Here is an interesting article written by Russian economist Valentin Katasonov about the current situation at the IMF and its future. The article is titled "The International Montary Fund might not live to see its anniversary".
We have tracked the stalled IMF reforms here on this blog and noted how we think this issue is important in relation to the potential for coming monetary system change. For major change to come from within the IMF, it has to be seen as a major global player. The inabililty to get the reforms passed has cast doubt on the IMF around the world.
We have also covered the growing frustration of the BRIC nations over all this. They expected these reforms to pass way back in 2012 and that by now another round of reforms would be coming that would continue to increase their influence within the IMF. Instead, here we are in 2014 and no reforms have been approved by the US (which holds veto power at the IMF). And prospects for approval seem dim during this election year.
Recently the BRIC nations issued a statement giving the US until the end of this year to approve the reforms. Included in that statement was the threat that if the approval is not done this year, it would be time to take steps to bypass the US and IMF and move on with other institutions. The BRIC nations have been steadily working on those institutions in what I call "Plan B" all along.
Until recently, we have not been given much insight into the details of these plans or any possible timing for implementation. But now we have articles appearing that indicate that in 2015 they will be ready to start moving forward without the IMF if that is what is required.
This article is interesting because it is written from the Russian point of view so you get to see how they think about all this. In addition, the article re-confirms the 2015 target date for the new BRIC led global financial institutions and that significant funding is being discussed to start up the bank. It lists two options for the BRICs including this one:
"Some believe that a kind of revolution could soon occur in the IMF: a decision on reforming the fund will have to be made without U.S. participation... But formally the Fund's charter in the form it has had since the Jamaica Conference in 1976 will not permit this. Such a revolution will in fact mean not a reformation of the IMF, but the creation of a new organization with a new charter on its foundation - and without the U.S."
Since the IMF charter will not allow a "revolution from within the IMF" the article then goes on to discuss the second option:
"There is one more possible option. It is already fairly well worked out and has every chance of success. This is the Currency Pool (Currency Reserves Pool) and the Development Bank of the BRICS countries. The main decision to create these organizations was made at the meeting of BRICS countries on the eve of the G20 summit in St. Petersburg in September 2013. The BRICS Currency Pool and Development Bank will have capitalization of 100 billion dollars each. Operation is planned to start in 2015. Currently such questions as the schedule of capital formation, the shares (quotas) of individual countries, and the location of the headquarters of both organizations are being decided.

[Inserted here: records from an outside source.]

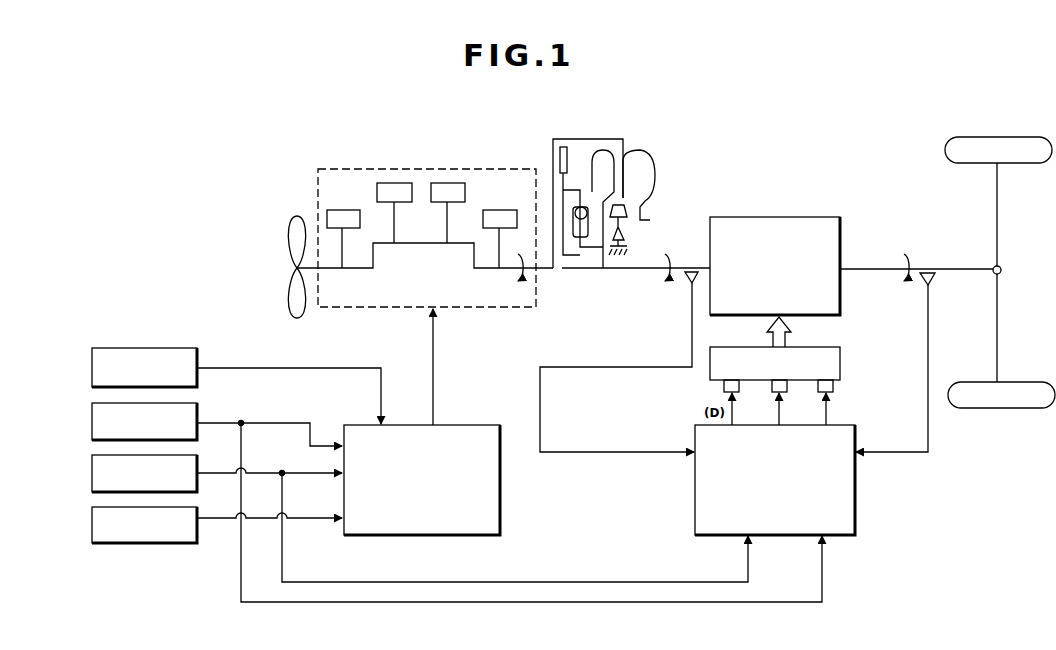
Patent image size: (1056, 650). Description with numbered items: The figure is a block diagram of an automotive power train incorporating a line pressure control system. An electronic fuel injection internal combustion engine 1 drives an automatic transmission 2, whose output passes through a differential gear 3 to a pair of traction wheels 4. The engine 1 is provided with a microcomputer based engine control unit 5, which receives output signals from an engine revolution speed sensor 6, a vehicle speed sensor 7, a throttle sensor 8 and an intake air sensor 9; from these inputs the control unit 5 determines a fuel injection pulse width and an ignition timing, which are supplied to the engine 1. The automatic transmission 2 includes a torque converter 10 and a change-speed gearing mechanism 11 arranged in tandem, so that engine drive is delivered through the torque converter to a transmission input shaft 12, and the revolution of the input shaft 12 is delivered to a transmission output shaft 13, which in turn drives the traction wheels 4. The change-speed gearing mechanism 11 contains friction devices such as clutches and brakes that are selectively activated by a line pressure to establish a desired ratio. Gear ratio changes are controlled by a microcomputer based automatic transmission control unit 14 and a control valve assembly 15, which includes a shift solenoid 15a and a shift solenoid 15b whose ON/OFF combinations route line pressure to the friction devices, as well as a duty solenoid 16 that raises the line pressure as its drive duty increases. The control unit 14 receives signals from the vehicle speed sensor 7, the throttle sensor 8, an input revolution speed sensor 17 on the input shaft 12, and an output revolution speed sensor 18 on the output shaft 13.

The electronic fuel injection internal combustion engine 1 is at (393, 166).
The automatic transmission 2 is at (778, 214).
The differential gear 3 is at (1002, 268).
The pair of traction wheels 4 is at (1007, 137).
The engine control unit 5 is at (406, 423).
The engine revolution speed sensor 6 is at (92, 524).
The vehicle speed sensor 7 is at (92, 475).
The throttle sensor 8 is at (92, 425).
The intake air sensor 9 is at (92, 372).
The torque converter 10 is at (647, 150).
The change-speed gearing mechanism 11 is at (820, 217).
The transmission input shaft 12 is at (622, 270).
The transmission output shaft 13 is at (862, 268).
The automatic transmission control unit 14 is at (857, 498).
The control valve assembly 15 is at (842, 360).
The shift solenoid 15a is at (837, 385).
The shift solenoid 15b is at (787, 386).
The duty solenoid 16 is at (723, 385).
The input revolution speed sensor 17 is at (687, 283).
The output revolution speed sensor 18 is at (933, 276).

These international organizations of the BRICS countries could become crystallization points which attract other countries to themselves. Who knows: maybe in time they could become financial organization which could replace the International Monetary Fund and the World Bank."
"As we can see, in both options for getting out of the current dead end, the IMF has no place in the new world financial order."
This would, of course, have huge implications for what we are following on this blog. If the US dollar continues to get bypassed in global trade deals and especially energy deals , it will be a key signal to us that change is at hand. If the petrodollar comes to an end, demand for US dollars around the world will drop sharply. The value of the US dollar will be impacted significantly.
It is looking more and more like the end of 2014 is a real deadline because the BRIC nations are taking actual concrete steps to setup their own system. They have the capital to fund it. Nations around the world that need access to capital will then have a new alternative to the IMF and the World Bank. This would introduce something new to the global financial system. Competition. The IMF and World Bank would no longer be able to dictate terms to countries they loan money to. Those countries could seek out a better deal from the new kid on the block (the BRIC bank).
We are convinced this is the real story to follow over the next couple of years. How this is resolved will likely tell us what to expect in terms of major monetary system change and its impact on the value of the US dollar as world reserve currency. Something that will impact the entire world one way or another.